Federal Reserve FEDS Notes research last August noted that hedge funds’ short futures positions in two-, five- and 10-year Treasuries increased by $411 billion between October 4, 2022, and May 9, 2023, approaching the previous, July 2019 high of $750 billion. Hedge funds’ repo cash borrowing eased after reaching nearly $1.5 trillion in early 2020; at year-end 2022, it was still elevated by historical standards, at $1.2 trillion, said a subsequent FEDS Notes.

Meanwhile, Fleckenstein said, longer-term repos since 2020 have become more expensive, pushing hedge funds to rely more on overnight repos. Occasional spikes in the overnight rate have inhibited funds’ trade rollovers, forcing unwinding of the basis trade.
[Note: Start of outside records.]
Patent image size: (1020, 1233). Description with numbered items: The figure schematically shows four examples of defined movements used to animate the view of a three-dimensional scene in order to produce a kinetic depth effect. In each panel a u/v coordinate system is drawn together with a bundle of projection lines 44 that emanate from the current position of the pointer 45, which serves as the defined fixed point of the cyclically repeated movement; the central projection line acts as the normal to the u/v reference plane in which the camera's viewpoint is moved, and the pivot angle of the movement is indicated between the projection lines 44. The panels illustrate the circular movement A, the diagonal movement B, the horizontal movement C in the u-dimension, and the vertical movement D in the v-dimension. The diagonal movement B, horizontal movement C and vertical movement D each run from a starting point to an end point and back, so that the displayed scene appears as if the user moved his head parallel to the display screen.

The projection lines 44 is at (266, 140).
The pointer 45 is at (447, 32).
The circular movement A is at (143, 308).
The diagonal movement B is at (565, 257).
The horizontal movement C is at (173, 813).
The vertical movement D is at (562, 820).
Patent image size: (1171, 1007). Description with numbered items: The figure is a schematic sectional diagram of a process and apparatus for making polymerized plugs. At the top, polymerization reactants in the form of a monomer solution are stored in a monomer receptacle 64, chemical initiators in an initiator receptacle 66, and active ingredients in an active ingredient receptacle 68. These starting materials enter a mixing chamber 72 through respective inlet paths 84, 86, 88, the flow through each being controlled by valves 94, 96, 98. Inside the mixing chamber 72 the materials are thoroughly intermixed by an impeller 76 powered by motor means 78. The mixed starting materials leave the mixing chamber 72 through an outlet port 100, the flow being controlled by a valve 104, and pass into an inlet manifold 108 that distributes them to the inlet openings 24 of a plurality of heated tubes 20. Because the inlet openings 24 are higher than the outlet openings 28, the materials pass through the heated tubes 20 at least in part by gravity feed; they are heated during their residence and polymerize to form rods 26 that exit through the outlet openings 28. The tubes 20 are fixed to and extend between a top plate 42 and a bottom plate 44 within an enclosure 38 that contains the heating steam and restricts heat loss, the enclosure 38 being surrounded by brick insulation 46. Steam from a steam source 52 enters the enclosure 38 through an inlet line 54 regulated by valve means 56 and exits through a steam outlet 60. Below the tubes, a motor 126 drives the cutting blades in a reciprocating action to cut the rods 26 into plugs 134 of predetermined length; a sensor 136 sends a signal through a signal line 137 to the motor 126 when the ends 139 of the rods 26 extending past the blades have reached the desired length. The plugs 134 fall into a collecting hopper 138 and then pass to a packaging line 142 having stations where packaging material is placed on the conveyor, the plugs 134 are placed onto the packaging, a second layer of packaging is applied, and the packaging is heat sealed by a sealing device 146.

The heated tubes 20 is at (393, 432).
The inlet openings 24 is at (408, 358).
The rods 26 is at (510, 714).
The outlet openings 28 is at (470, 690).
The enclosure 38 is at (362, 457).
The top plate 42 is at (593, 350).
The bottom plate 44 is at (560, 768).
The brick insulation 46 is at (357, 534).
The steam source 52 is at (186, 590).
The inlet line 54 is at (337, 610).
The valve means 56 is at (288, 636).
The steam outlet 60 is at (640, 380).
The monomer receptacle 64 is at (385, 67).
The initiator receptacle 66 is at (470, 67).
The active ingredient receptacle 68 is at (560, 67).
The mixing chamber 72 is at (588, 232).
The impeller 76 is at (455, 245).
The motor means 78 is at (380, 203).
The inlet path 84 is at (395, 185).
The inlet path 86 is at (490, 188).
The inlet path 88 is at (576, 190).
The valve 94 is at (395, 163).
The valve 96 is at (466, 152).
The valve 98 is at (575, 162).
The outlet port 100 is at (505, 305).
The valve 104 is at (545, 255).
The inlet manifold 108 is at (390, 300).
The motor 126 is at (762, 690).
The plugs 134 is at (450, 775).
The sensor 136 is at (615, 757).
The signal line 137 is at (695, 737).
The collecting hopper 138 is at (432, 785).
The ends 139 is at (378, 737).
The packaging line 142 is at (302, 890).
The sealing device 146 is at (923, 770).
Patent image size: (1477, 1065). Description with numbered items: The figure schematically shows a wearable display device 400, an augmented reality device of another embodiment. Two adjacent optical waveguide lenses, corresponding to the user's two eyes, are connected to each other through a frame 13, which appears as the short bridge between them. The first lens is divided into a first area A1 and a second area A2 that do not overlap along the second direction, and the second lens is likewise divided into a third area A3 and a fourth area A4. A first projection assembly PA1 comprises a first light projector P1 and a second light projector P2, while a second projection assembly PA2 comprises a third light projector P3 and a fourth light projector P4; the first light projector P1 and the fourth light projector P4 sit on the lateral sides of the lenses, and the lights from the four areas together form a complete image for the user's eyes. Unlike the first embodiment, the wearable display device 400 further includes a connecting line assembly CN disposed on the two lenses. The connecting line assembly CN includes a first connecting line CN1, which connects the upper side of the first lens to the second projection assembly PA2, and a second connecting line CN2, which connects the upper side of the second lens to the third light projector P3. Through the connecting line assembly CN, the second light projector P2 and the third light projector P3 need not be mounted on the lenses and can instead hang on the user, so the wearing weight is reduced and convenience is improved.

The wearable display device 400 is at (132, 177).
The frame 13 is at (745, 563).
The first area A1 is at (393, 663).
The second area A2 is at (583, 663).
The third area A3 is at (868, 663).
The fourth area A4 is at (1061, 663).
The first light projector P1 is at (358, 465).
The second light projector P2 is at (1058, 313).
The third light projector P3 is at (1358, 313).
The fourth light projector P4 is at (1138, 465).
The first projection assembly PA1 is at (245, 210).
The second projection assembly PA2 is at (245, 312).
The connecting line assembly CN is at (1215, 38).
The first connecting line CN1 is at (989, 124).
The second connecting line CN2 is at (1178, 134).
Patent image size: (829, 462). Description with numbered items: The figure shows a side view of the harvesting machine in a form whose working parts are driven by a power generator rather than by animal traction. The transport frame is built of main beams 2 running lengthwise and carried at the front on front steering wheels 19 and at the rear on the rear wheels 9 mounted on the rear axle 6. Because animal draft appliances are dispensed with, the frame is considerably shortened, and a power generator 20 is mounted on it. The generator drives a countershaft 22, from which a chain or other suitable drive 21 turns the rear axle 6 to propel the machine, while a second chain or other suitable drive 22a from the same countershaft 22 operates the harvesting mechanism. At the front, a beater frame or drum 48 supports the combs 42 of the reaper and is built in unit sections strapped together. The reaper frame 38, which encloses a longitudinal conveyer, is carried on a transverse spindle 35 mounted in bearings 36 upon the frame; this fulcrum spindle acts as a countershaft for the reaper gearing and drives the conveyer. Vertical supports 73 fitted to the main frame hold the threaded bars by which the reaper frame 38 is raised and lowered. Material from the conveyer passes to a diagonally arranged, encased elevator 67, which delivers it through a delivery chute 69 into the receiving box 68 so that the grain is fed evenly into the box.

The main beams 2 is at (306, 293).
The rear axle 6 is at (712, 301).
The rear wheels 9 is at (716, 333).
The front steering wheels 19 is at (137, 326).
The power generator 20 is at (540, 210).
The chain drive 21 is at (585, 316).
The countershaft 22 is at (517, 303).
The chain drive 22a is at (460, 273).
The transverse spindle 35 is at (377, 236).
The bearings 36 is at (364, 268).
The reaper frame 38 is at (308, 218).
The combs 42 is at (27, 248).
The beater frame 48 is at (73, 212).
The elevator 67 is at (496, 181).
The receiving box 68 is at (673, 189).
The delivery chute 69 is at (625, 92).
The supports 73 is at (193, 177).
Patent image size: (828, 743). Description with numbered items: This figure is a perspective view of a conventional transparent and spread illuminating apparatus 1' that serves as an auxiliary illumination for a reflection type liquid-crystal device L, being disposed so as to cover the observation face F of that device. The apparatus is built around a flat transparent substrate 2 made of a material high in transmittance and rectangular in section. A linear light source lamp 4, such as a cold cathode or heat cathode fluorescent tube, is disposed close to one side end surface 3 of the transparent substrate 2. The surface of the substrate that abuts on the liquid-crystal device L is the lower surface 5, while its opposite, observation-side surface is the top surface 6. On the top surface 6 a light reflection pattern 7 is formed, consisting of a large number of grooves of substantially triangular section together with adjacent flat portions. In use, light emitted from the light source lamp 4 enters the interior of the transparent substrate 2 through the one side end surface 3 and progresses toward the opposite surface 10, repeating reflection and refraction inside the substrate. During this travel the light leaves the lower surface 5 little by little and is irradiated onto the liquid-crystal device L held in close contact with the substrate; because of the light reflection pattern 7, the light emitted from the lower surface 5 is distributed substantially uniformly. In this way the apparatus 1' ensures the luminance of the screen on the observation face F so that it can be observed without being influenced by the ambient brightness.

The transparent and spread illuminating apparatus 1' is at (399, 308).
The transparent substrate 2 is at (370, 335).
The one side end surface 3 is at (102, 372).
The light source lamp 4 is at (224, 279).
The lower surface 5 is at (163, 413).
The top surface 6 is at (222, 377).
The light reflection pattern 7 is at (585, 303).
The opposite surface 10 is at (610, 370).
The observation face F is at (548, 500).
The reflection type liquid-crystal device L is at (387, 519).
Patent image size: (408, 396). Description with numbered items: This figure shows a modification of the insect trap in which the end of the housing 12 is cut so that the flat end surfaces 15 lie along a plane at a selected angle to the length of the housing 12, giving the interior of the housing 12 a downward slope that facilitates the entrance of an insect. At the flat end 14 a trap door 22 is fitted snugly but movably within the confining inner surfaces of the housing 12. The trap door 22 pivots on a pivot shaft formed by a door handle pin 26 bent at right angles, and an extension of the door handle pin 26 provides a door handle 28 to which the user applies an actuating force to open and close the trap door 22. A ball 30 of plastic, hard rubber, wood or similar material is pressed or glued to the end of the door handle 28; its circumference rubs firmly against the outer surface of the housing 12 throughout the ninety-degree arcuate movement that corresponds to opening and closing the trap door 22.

In addition, the professor said, the recent move to the secured overnight financing rate (SOFR) benchmark, generated from overnight repo trades, means that disruptions in the repo market could spill over into other markets priced over SOFR.

“It’s an open question how this would unfold, but it’s fair to say that there’s a link from the repo market to the broader financial market,” he said.

Short of such disruptions as a government shutdown, credit downgrade or banking crisis, the basis-trade concerns could resolve themselves, d’Assier said. Avoidance of a “hard landing” could boost equities, increase the breadth and types of strategies hedge funds can employ, and “help defuse the risk from an over-crowded basis trade as other investment opportunities arise.”

Investors who believe basis trades pose significant risk should ensure their strategies are not all linked to the same investment horizon, mixing short-, medium-, and longer-term trades, d’Assier advised. “Stress testing to model risk events on a portfolio is particularly beneficial and enables investors to be prepared with a list of hedging trades in case reality turns out differently than the models suggested,” he said.